Le tau, appelé parfois tauon, est une particule singulière de la famille des leptons. Les leptons, ainsi que les quarks, sont des constituants de la « matière » du Modèle standard. C’est seulement à la fin des années 1970 que le tau a été découvert au Laboratoire de Stanford (SLAC) ; le neutrino qui lui est associé – le neutrino du tau – découvert en 2000 par la collaboration DONUT, au Fermilab, est venu compléter le tableau des particules, pour ce qui concerne la matière tangible. Rechercher des taus est un processus plutôt délicat, étant donné que la durée de vie de ce lepton est très courte ; en effet, il n’est stable que pendant 290·10-15 s (soit un dixième de millionième de millionième de seconde).

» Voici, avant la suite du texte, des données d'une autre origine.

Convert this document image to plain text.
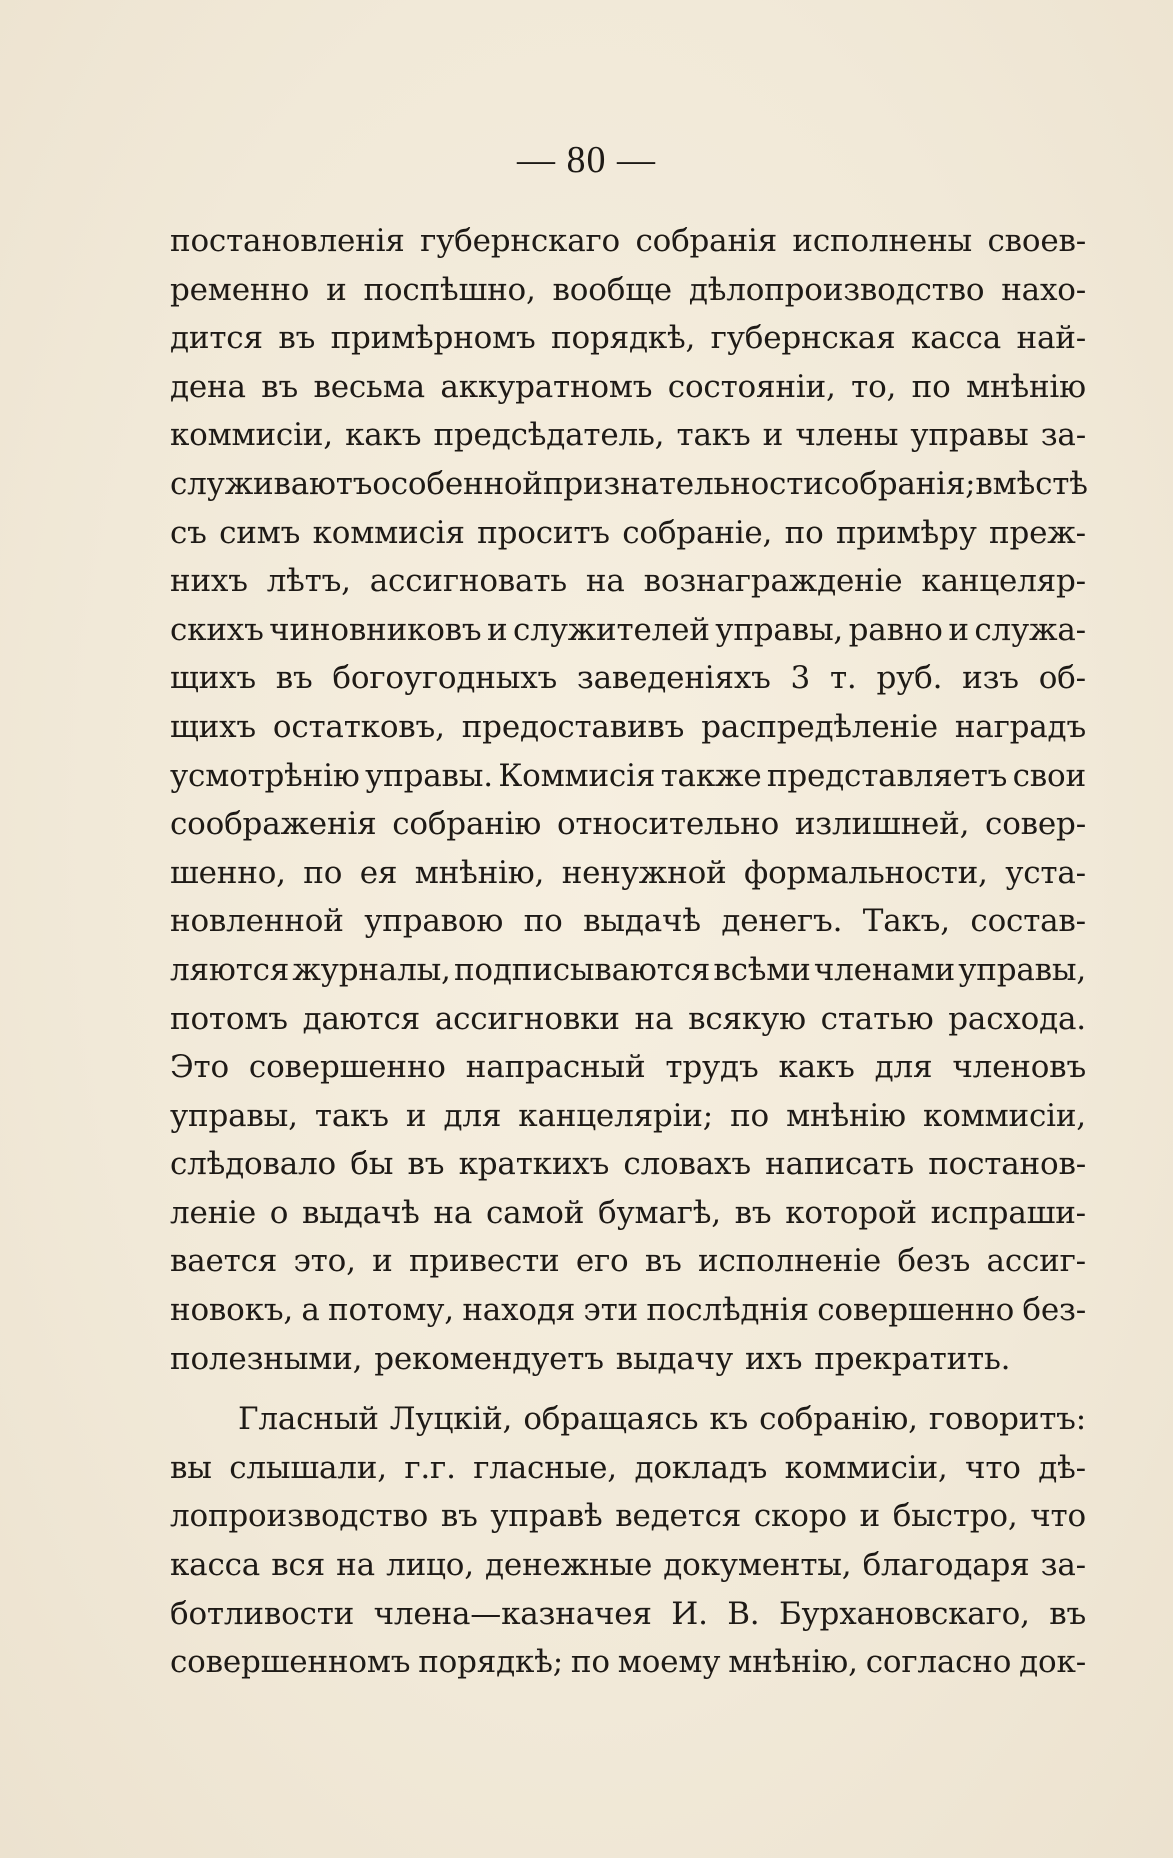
— 80 —
постановленія губернскаго собранія исполнены своев-
ременно и поспѣшно, вообще дѣлопроизводство нахо-
дится въ примѣрномъ порядкѣ, губернская касса най-
дена въ весьма аккуратномъ состояніи, то, по мнѣнію
коммисіи, какъ предсѣдатель, такъ и члены управы за-
служиваютъ особенной признательности собранія; вмѣстѣ
съ симъ коммисія проситъ собраніе, по примѣру преж-
нихъ лѣтъ, ассигновать на вознагражденіе канцеляр-
скихъ чиновниковъ и служителей управы, равно и служа-
щихъ въ богоугодныхъ заведеніяхъ 3 т. руб. изъ об-
щихъ остатковъ, предоставивъ распредѣленіе наградъ
усмотрѣнію управы. Коммисія также представляетъ свои
соображенія собранію относительно излишней, совер-
шенно, по ея мнѣнію, ненужной формальности, уста-
новленной управою по выдачѣ денегъ. Такъ, состав-
ляются журналы, подписываются всѣми членами управы,
потомъ даются ассигновки на всякую статью расхода.
Это совершенно напрасный трудъ какъ для членовъ
управы, такъ и для канцеляріи; по мнѣнію коммисіи,
слѣдовало бы въ краткихъ словахъ написать постанов-
леніе о выдачѣ на самой бумагѣ, въ которой испраши-
вается это, и привести его въ исполненіе безъ ассиг-
новокъ, а потому, находя эти послѣднія совершенно без-
полезными, рекомендуетъ выдачу ихъ прекратить.
Гласный Луцкій, обращаясь къ собранію, говоритъ:
вы слышали, г.г. гласные, докладъ коммисіи, что дѣ-
лопроизводство въ управѣ ведется скоро и быстро, что
касса вся на лицо, денежные документы, благодаря за-
ботливости члена—казначея И. В. Бурхановскаго, въ
совершенномъ порядкѣ; по моему мнѣнію, согласно док-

Les deux autres leptons chargés, l’électron et le muon, sont déjà bien connus. On connaît bien également leurs moments magnétiques et les moments magnétiques anomaux associés. Le moment magnétique peut être décrit comme la force et l’orientation du champ magnétique d’un barreau aimanté imaginaire qui se trouverait à l’intérieur d’une particule. Cette quantité mesurable doit toutefois être corrigée au niveau quantique, en raison des particules virtuelles qui font dévier le moment magnétique de la valeur prédite. La correction quantique, ou moment magnétique anomal, est de l’ordre de 0,1 %. Si les résultats théoriques et expérimentaux ne concordent pas, alors ce moment magnétique anomal, al ouvre la porte à la physique au-delà du Modèle standard.

Le moment magnétique anomal de l’électron est l’une des quantités connues avec le plus de précision en physique des particules, et est en parfaite adéquation avec le Modèle standard. En revanche, son homologue muonique reste, aujourd’hui encore, un domaine à explorer. Bien que la théorie et les expériences aient jusqu’à présent concordé la plupart du temps, des résultats récents révèlent une tension qui nécessite un examen plus approfondi.

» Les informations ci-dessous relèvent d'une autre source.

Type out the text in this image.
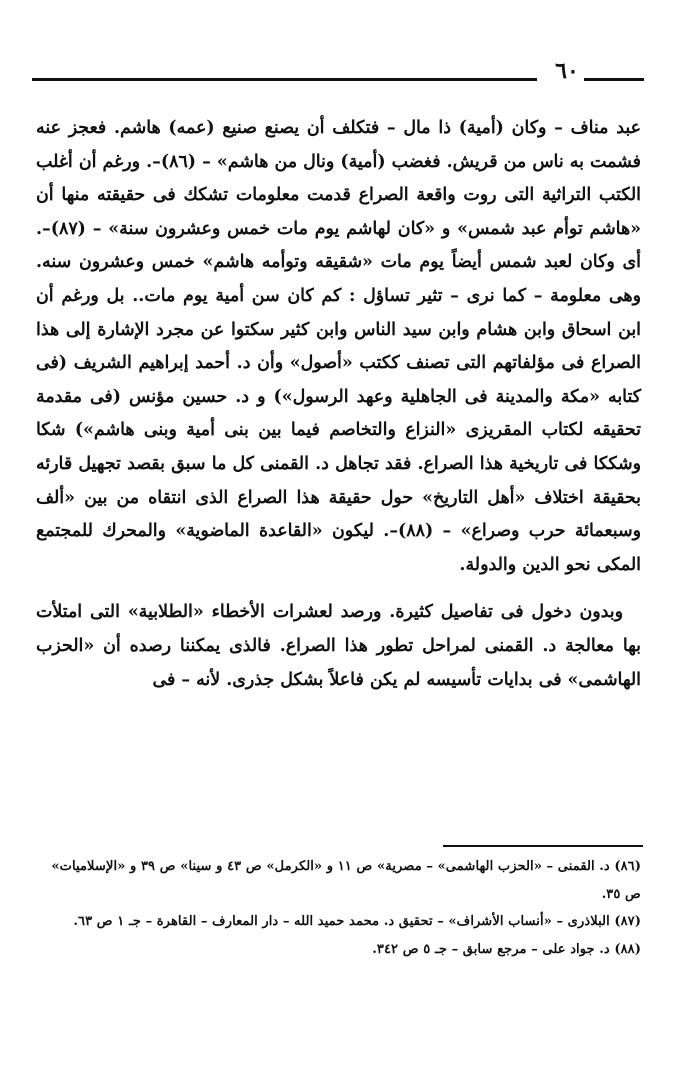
٦٠

عبد مناف – وكان (أمية) ذا مال – فتكلف أن يصنع صنيع (عمه) هاشم. فعجز عنه فشمت به ناس من قريش. فغضب (أمية) ونال من هاشم» – (٨٦)–. ورغم أن أغلب الكتب التراثية التى روت واقعة الصراع قدمت معلومات تشكك فى حقيقته منها أن «هاشم توأم عبد شمس» و «كان لهاشم يوم مات خمس وعشرون سنة» – (٨٧)–. أى وكان لعبد شمس أيضاً يوم مات «شقيقه وتوأمه هاشم» خمس وعشرون سنه. وهى معلومة – كما نرى – تثير تساؤل : كم كان سن أمية يوم مات.. بل ورغم أن ابن اسحاق وابن هشام وابن سيد الناس وابن كثير سكتوا عن مجرد الإشارة إلى هذا الصراع فى مؤلفاتهم التى تصنف ككتب «أصول» وأن د. أحمد إبراهيم الشريف (فى كتابه «مكة والمدينة فى الجاهلية وعهد الرسول») و د. حسين مؤنس (فى مقدمة تحقيقه لكتاب المقريزى «النزاع والتخاصم فيما بين بنى أمية وبنى هاشم») شكا وشككا فى تاريخية هذا الصراع. فقد تجاهل د. القمنى كل ما سبق بقصد تجهيل قارئه بحقيقة اختلاف «أهل التاريخ» حول حقيقة هذا الصراع الذى انتقاه من بين «ألف وسبعمائة حرب وصراع» – (٨٨)–. ليكون «القاعدة الماضوية» والمحرك للمجتمع المكى نحو الدين والدولة.

وبدون دخول فى تفاصيل كثيرة. ورصد لعشرات الأخطاء «الطلابية» التى امتلأت بها معالجة د. القمنى لمراحل تطور هذا الصراع. فالذى يمكننا رصده أن «الحزب الهاشمى» فى بدايات تأسيسه لم يكن فاعلاً بشكل جذرى. لأنه – فى

(٨٦) د. القمنى – «الحزب الهاشمى» – مصرية» ص ١١ و «الكرمل» ص ٤٣ و سينا» ص ٣٩ و «الإسلاميات» ص ٣٥.

(٨٧) البلاذرى – «أنساب الأشراف» – تحقيق د. محمد حميد الله – دار المعارف – القاهرة – جـ ١ ص ٦٣.

(٨٨) د. جواد على – مرجع سابق – جـ ٥ ص ٣٤٢.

Pour le tau, cependant, rien n’est joué. Il est particulièrement difficile de mesurer son moment magnétique anomal, aτ, en raison de sa courte durée de vie. Les premières tentatives de mesure, après la découverte du tau, se sont soldées par une incertitude 30 fois supérieure à la taille des corrections quantiques. Les travaux expérimentaux menés au CERN avec les détecteurs LEP et LHC ont permis d’améliorer les limites, en réduisant les incertitudes à 20 fois la taille des corrections quantiques.

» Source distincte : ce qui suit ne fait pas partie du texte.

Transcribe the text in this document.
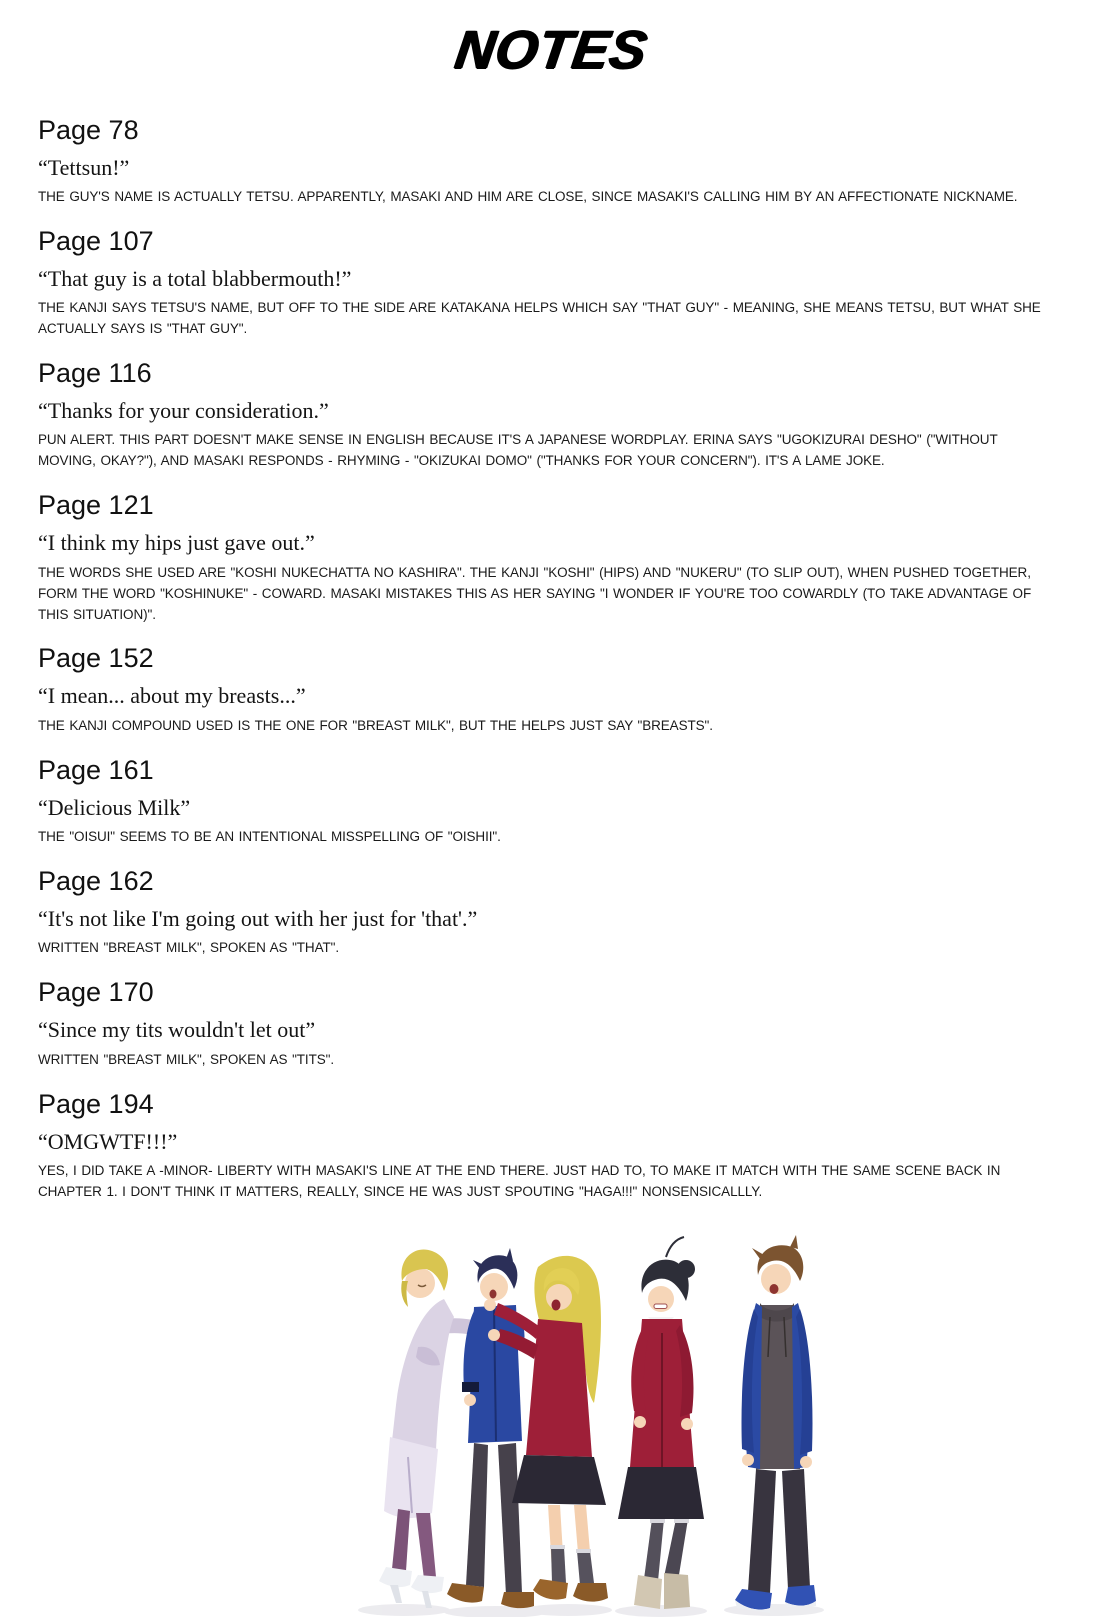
NOTES
Page 78

“Tettsun!”

THE GUY'S NAME IS ACTUALLY TETSU. APPARENTLY, MASAKI AND HIM ARE CLOSE, SINCE MASAKI'S CALLING HIM BY AN AFFECTIONATE NICKNAME.

Page 107

“That guy is a total blabbermouth!”

THE KANJI SAYS TETSU'S NAME, BUT OFF TO THE SIDE ARE KATAKANA HELPS WHICH SAY "THAT GUY" - MEANING, SHE MEANS TETSU, BUT WHAT SHE ACTUALLY SAYS IS "THAT GUY".

Page 116

“Thanks for your consideration.”

PUN ALERT. THIS PART DOESN'T MAKE SENSE IN ENGLISH BECAUSE IT'S A JAPANESE WORDPLAY. ERINA SAYS "UGOKIZURAI DESHO" ("WITHOUT MOVING, OKAY?"), AND MASAKI RESPONDS - RHYMING - "OKIZUKAI DOMO" ("THANKS FOR YOUR CONCERN"). IT'S A LAME JOKE.

Page 121

“I think my hips just gave out.”

THE WORDS SHE USED ARE "KOSHI NUKECHATTA NO KASHIRA". THE KANJI "KOSHI" (HIPS) AND "NUKERU" (TO SLIP OUT), WHEN PUSHED TOGETHER, FORM THE WORD "KOSHINUKE" - COWARD. MASAKI MISTAKES THIS AS HER SAYING "I WONDER IF YOU'RE TOO COWARDLY (TO TAKE ADVANTAGE OF THIS SITUATION)".

Page 152

“I mean... about my breasts...”

THE KANJI COMPOUND USED IS THE ONE FOR "BREAST MILK", BUT THE HELPS JUST SAY "BREASTS".

Page 161

“Delicious Milk”

THE "OISUI" SEEMS TO BE AN INTENTIONAL MISSPELLING OF "OISHII".

Page 162

“It's not like I'm going out with her just for 'that'.”

WRITTEN "BREAST MILK", SPOKEN AS "THAT".

Page 170

“Since my tits wouldn't let out”

WRITTEN "BREAST MILK", SPOKEN AS "TITS".

Page 194

“OMGWTF!!!”

YES, I DID TAKE A -MINOR- LIBERTY WITH MASAKI'S LINE AT THE END THERE. JUST HAD TO, TO MAKE IT MATCH WITH THE SAME SCENE BACK IN CHAPTER 1. I DON'T THINK IT MATTERS, REALLY, SINCE HE WAS JUST SPOUTING "HAGA!!!" NONSENSICALLLY.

Lors des collisions, les chercheurs guettent un phénomène particulier : deux photons interagissant pour produire deux leptons tau, également appelés paire di-tau, qui se désintègrent ensuite en muons, en électrons, ou en pions chargés, et en neutrinos. Pour l’instant, ATLAS et CMS ont observé ce phénomène uniquement dans des collisions plomb-plomb ultrapériphériques. Aujourd’hui, CMS rapporte avoir observé pour la première fois ce même phénomène lors de collisions proton-proton. Ces collisions sont plus sensibles à la physique au-delà du Modèle standard, les effets d’une nouvelle physique augmentant avec l’énergie de la collision. Grâce aux capacités exceptionnelles en matière de trajectographie du détecteur CMS, la collaboration a pu isoler ce processus particulier en sélectionnant des événements durant lesquels les taus sont produits sans laisser d’autres traces sur des distances aussi faibles que 1 mm. « Cette détection des collisions proton-proton ultrapériphériques, qui constitue une prouesse, ouvre la voie à de nombreuses autres mesures révolutionnaires dans le détecteur CMS », a déclaré Michael Pitt, de l’équipe responsable des analyses de CMS.

Cette nouvelle méthode, que la collaboration CMS a testé immédiatement, offre un nouveau moyen de contraindre le moment magnétique anomal du tau. Sachant que la signification statistique va s’améliorer avec les données des prochaines périodes d’exploitation, la nouvelle mesure fixe déjà des limites d’un niveau et d’une précision inédits. Ainsi, l’incertitude issue des prédictions équivaut à seulement trois fois la valeur des corrections quantiques. « C’est vraiment formidable de pouvoir enfin préciser certaines des propriétés fondamentales de l’insaisissable lepton tau », a souligné Izaak Neutelings, de l’équipe responsable des analyses de CMS. « Cette analyse propose une nouvelle approche pour sonder tau g-2 et redynamise des mesures qui n’ont pas bougé depuis plus de deux décennies », ajoute Xuelong Qin, un autre membre de l’équipe.